A presidential resignation, extracted when the incumbent is under house arrest, and forcefully denied all the tools necessary for the exercise of executive constitutional powers cannot be described as constitutional. To call the Robert Mugabe’s act a resignation is fraudulent, to put it mildly.
It is to attempt to sanitise a constitutional illegality and lie to future generations. What has happened is a de-facto and de-jure coup. Emmerson Mnangagwa has not been democratically or constitutionally installed. He launched a coup from abroad with the help of his military cohorts who shared in his fears of loss of power and privilege.
Defence Forces have no business in choosing and installing presidents. If the constitution was being followed, the General’s would never have left the barracks without Mugabe’s command. Militaries have no business in appointing themselves guardians of constitutional or revolutionary ideals.
That is a poor excuse for unbridled military political activism. National courts are the guardians of democratic constitutions. Listening to General Constantine Chiwenga’s speech one is struck by how out of depth with constitutional reality the Zimbabwean military is.
One is baffled by how distorted they consider their role as a Defence Force to be and how convicted they are of the correctness of their conceited claims. Of course, the long suffering people of Zimbabwe could not care less so long as Mugabe was permanently off the seat. But there is a principle behind the events of the past week which must not be lost.
Southern African militaries must not be deluded to think that the emotional and possibly delusional applause given to the Zimbabwe military is a ratification of the principle the military professed to be defending. The result would be what we see in Lesotho, Egypt, Pakistan, Myanmar and other nations where supposedly democratic outcomes are nothing but endorsements of military preferences.
The BDF, for example, should not be deluded to think that in a typical Masisi – Molefhi standoff, they have a right to judge who best represents the ideals of our constitution and to preempt democratic outcomes if such appear not to be aligned to their preferences.
Militaries must remain without political voice or position. Unlike General Chiwenga’s example, they must be ready to salute any democratically elected head of state and submit to constitutional authority. The Zimbabwean situations holds promise for better but it is a classic example of a state torn between its past and its future. There can be no true democracy where freedom fighters consider that by virtue of their sacrifices, they won power not for the people but for themselves and that no one else, is entitled to lead.
Now, I do not see the euphoria that has gripped Zimbabwe as an endorsement of the incoming regime and whatever it represents but rather, a disapproval of the specific
It would be remiss not to share in the euphoria of the Zimbabwean people.
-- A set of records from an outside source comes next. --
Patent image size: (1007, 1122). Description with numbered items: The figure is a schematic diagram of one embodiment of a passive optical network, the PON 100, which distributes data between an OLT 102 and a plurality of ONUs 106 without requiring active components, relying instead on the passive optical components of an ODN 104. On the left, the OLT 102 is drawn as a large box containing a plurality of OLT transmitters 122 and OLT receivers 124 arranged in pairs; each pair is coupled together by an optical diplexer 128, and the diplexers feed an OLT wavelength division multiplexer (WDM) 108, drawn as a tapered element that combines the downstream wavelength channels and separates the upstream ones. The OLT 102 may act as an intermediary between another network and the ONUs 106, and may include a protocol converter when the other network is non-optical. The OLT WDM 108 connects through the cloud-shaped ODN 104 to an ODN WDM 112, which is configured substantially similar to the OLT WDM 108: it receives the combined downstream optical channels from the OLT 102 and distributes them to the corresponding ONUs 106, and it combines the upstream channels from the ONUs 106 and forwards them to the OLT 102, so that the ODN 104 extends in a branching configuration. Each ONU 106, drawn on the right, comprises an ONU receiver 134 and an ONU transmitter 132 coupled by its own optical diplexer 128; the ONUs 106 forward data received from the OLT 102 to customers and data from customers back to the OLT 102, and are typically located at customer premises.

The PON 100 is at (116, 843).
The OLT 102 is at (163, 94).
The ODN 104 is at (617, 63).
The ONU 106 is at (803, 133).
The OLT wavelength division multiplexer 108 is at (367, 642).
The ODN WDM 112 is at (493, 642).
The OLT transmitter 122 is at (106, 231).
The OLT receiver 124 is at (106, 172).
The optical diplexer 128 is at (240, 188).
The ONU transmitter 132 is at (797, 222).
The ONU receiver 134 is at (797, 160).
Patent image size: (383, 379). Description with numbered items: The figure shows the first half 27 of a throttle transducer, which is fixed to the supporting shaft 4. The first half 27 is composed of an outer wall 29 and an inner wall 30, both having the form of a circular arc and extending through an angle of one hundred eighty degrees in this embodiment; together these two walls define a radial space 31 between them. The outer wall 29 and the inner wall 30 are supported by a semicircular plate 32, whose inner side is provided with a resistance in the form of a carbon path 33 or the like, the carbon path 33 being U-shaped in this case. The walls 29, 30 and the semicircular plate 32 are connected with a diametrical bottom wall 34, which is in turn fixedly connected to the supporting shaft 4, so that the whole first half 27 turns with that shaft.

It means a lot to them even if the situation does not represent a break with their oppression but with their oppressor. Their endorsement of Mnagagwa was a plea of mercy to a confirmed slave driver to hand them fewer whips as their hands push hard upon the plough. Mnangagwa is entering the presidency with a credibility deficit, if any. The blood of those his regime killed is his common legacy with Mugabe and can never be erased. At best it can be extenuated by reform.
It would be remiss on his and General Chiwenga’s part to miss out on this opportunity. That’s the only way they can ever hope to go to heaven. It is odd for a people to applaud the ascendance of people who have shared in their oppression for decades. That Zimbabweans are prepared to accept any evil as a democratic compromise is symptomatic of a damaged national psyche brought about by their brutal authoritarianism.
But what can Southern Africa learn from the Zimbabwean example. How could a liberal constitutional state degenerate to such abysmal levels of authoritarianism? A pliable liberal constitution is not a guarantee for democracy. It can just all well be a guarantee for authoritarianism. Zimbabwe has held elections since independence but that has not stopped it from being an authoritarian state.
There was a time when the Zimbabwean parliament was perhaps the busiest in the world passing laws day and night to cover up for the whims and caprices of the Mugabe regime. Southern African states must revisit their liberal constitutions and must benchmark against more secure western models. The tired and worn refrain that because “the constitution has served us well” is a fallacy. Processes are not renewed because the old have ceased working.
Our future political outlook must be driven by a desire to be the furthest in the frontiers of democratic governance. In Botswana, our constitution has not served us well. It was all too porous and all too manipulable. It is our leaders who have. They exercised restraint against glaring temptations offered by its decadence of checks and balances.